Segundo a pescadora, com os
problemas que os peixes aparentam ter, os compradores do produto na região para
revenda, os chamados "peixeiros", desapareceram. "Se querem, é
por um preço muito baixo", afirma.
Levantamento feito pelo
Instituto Guaicuy, uma das assessorias técnicas responsáveis pelo
acompanhamento dos impactos do rompimento da barragem de Brumadinho no meio
ambiente, identificou metais pesados como arsênio, cádmio, chumbo e mercúrio em
peixes em pontos ainda mais a jusante, em Felixlândia (MG), também na região
central do estado, a 223 km de Brumadinho.
O instituto é responsável pelo
acompanhamento das condições ambientais pós-tragédia na região mais distante de
Brumadinho, no baixo Paraopeba, onde o curso d'água se encontra com a represa
de Três Marias.
Além de Abaeté e Felixlândia,
também estão nesta região municípios como Curvelo e Pompéu.
Segundo o levantamento, que
tomou por base amostras de 1.605 peixes, até 56% dos exemplares, dependendo da
região, apresentaram resultado positivo para metais pesados em índices
superiores aos admitidos para ingestão humana.
Entre os peixes analisados
estavam espécies comumente utilizadas para consumo humano como traíra e piau. O
levantamento foi concluído pelo Instituto Guaicuy em 2022, mas até hoje
moradores, pescadores e peixeiros não têm certeza de como proceder.

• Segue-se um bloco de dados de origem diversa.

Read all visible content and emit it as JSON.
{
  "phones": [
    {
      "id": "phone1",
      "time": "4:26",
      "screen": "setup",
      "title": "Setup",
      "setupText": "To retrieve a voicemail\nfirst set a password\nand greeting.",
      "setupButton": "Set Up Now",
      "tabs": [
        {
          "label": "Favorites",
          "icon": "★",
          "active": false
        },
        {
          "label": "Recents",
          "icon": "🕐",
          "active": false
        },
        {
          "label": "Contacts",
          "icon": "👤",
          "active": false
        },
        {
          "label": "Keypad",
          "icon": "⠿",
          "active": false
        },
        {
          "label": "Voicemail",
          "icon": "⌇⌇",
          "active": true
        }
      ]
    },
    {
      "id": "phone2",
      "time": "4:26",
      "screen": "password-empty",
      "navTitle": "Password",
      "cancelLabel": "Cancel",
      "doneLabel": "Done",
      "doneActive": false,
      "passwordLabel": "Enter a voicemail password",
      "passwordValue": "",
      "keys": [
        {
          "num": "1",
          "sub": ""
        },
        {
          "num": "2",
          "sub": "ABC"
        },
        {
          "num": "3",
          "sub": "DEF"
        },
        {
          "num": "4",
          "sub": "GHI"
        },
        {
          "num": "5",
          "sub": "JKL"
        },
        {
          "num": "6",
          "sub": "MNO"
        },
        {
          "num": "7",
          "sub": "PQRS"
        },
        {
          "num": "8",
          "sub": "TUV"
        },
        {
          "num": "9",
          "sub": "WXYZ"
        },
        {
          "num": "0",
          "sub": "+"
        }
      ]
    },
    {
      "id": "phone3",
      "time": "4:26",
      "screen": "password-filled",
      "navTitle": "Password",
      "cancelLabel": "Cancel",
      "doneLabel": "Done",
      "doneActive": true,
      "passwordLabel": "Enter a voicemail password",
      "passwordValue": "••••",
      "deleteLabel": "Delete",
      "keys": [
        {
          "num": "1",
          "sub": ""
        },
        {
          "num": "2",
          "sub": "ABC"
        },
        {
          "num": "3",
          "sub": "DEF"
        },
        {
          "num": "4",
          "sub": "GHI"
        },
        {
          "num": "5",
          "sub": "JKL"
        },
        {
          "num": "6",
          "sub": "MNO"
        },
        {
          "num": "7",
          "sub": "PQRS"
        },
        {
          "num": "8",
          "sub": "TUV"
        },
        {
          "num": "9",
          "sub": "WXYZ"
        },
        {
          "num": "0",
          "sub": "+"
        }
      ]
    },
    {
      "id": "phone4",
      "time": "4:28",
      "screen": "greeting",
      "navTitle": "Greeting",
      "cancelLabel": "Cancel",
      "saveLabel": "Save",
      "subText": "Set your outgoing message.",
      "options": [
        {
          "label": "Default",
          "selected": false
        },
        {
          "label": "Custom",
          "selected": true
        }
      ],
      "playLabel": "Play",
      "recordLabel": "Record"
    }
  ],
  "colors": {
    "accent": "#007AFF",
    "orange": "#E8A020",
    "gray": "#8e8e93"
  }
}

"O que a gente mais ouve da
população é 'posso pescar?', 'posso comer peixe'?, 'posso nadar no rio?'",
diz o diretor do instituto Guaicuy, Marcus Vinícius Polignano, que participou
de encontro com atingidos nesta quarta (24) em Belo Horizonte, no qual esteve
também a pescadora Ediléia.
"Falta informação para a
população", acrescenta o diretor.
Polignano afirma que outros
levantamentos poderiam ter sido feitos pelo instituto nos últimos anos, mas
houve corte de recursos para as assessorias técnicas que trabalham diretamente
com os atingidos.
A Semad (Secretaria do Meio
Ambiente e Desenvolvimento Sustentável de Minas Gerais), responsável pelo Igam
(Instituto Mineiro das Águas), afirma que segue em vigor a recomendação
publicada em 28 de fevereiro de 2019 de não utilização da água bruta do Paraopeba
para qualquer fim, como medida preventiva.
A recomendação vale para todo o
curso do rio entre Brumadinho e a hidrelétrica de Retiro Baixo, ao norte de
Pompéu, próximo à barragem de Três Marias, município que está 60 km a oeste da
cidade de Abaeté, da pescadora Ediléia. Os dois municípios fazem divisa.
A pasta diz ainda que realiza
monitoramento emergencial mensal em 14 pontos da bacia do Paraopeba.